Created on 15 May 2020 · 8Comments · Source: aws/containers-roadmap

We already opened a support ticket, but just for visibility to gauge if this is a feature that has been used a lot or not.

With Fargate 1.4.0 container health checks do not work anymore.

Fargate Fargate PV1.4 Work in Progress

Source

lifeofguenter

👍9

Most helpful comment

Providing a quick update on this issue from some offline discussions with @dekimsey:

After further investigation, I think we have an idea of what's going on here. There is a known bug in Fargate PV 1.4 where the startTimeout for container dependencies is not being handled correctly. This bug causes premature task termination even when customer containers come online before the configured timeout. The fix for this issue is currently pending production release.

As to why this issue is isolated to eu-central-1a and 1b, our best theory right now is that perhaps eu-central-1c exhibits slightly lower network latency than the other two availability zones.

In the meantime, those affected by this issue can temporarily mitigate the problem by bumping up any startTimeout values in the ECS task definition.

ddyzhang on 17 Jul 2020

👍2

All 8 comments

Thanks for reporting the issue @lifeofguenter. We are aware of the problem (also on StackOverflow) and are working on fixing it.

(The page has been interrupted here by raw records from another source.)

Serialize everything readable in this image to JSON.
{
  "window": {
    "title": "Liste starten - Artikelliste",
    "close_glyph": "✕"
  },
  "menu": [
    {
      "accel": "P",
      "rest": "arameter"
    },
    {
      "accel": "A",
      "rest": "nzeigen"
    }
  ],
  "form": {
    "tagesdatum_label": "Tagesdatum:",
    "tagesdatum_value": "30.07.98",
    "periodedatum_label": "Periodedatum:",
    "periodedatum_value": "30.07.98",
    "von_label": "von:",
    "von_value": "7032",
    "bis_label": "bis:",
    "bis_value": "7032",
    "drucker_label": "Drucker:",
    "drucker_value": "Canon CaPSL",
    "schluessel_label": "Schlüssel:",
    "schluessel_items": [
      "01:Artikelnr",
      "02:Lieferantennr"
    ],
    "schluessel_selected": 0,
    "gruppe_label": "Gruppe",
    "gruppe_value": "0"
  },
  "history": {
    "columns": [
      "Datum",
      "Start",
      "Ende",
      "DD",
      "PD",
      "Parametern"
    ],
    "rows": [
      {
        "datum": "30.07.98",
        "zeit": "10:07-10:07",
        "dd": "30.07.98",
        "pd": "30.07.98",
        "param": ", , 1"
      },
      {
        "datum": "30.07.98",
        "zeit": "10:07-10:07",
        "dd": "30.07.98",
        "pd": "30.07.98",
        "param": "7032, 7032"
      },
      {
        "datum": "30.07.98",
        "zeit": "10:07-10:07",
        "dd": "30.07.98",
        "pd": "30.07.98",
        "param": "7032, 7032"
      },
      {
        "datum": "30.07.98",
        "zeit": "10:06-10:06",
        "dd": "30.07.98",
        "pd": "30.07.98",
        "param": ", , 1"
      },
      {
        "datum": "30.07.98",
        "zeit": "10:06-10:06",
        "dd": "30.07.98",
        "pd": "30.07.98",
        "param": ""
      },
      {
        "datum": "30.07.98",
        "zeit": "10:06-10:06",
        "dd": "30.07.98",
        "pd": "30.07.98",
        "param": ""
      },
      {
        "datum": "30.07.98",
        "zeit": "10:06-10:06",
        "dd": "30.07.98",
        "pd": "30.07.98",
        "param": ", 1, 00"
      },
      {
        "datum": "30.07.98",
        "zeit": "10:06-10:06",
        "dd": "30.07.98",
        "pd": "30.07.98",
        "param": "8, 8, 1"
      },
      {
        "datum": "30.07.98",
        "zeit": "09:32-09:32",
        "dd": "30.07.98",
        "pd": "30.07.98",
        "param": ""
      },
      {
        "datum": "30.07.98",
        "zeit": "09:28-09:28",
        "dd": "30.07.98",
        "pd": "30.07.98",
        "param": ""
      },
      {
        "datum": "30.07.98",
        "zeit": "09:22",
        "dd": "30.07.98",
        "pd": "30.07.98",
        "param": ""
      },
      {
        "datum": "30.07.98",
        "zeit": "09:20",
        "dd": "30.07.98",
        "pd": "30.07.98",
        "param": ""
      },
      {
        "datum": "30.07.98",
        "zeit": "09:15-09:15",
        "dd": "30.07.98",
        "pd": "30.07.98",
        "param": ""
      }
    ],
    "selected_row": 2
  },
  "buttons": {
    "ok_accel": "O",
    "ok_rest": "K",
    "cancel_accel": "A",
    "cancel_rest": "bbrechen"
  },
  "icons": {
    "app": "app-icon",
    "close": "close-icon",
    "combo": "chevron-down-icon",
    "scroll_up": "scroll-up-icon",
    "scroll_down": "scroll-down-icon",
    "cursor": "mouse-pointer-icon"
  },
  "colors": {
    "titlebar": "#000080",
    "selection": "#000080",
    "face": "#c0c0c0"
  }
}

SaloniSonpal on 18 May 2020

❤1

Hi Günter,

The Fargate team has recently identified and fixed a container health check issue where if your container health check command outputs to stderr at all, we would incorrectly classify it as a health check failure. This was most apparent for customers who use curl in their health check commands and did not specify the -s flag.

Can you please verify if this was the issue you were encountering and whether or not it has been resolved on your end?

Thank you!

Derek

ddyzhang on 29 May 2020

@lifeofguenter - checking back again to see if your issue has been addressed based on @ddyzhang 's comment above?

SaloniSonpal on 2 Jun 2020

👍1

Thank you @SaloniSonpal and apologies for the late reply. We upgraded to 1.4.0 _without_ changing anything on our side and its working now.

So the initial bug has been resolved :)

lifeofguenter on 30 Jun 2020

@ddyzhang Do you know if this fix was applied in all AVs across all regions? We seem to be seeing something that looks alot like this behavior in eu-central-1. Services with 1.4.0 set will only ever successfully startup in eu-central-1c. A & B never succeed.

dekimsey on 17 Jul 2020

Hi @dekimsey,

This fix should have been rolled out to all regions and availability zones where Fargate is available. Can you please email me at [email protected] with some more details? I'd be happy to look into this for you.

ddyzhang on 17 Jul 2020

Providing a quick update on this issue from some offline discussions with @dekimsey:

After further investigation, I think we have an idea of what's going on here. There is a known bug in Fargate PV 1.4 where the startTimeout for container dependencies is not being handled correctly. This bug causes premature task termination even when customer containers come online before the configured timeout. The fix for this issue is currently pending production release.

As to why this issue is isolated to eu-central-1a and 1b, our best theory right now is that perhaps eu-central-1c exhibits slightly lower network latency than the other two availability zones.

In the meantime, those affected by this issue can temporarily mitigate the problem by bumping up any startTimeout values in the ECS task definition.

ddyzhang on 17 Jul 2020

👍2

@ddyzhang : I expected this healthCheck command to work with Fargate platform version 1.4.0:
["CMD-SHELL", "curl -s http://localhost/health || exit 1"]
All other healthCheck attributes use the default values.
Am I correct that this command should work?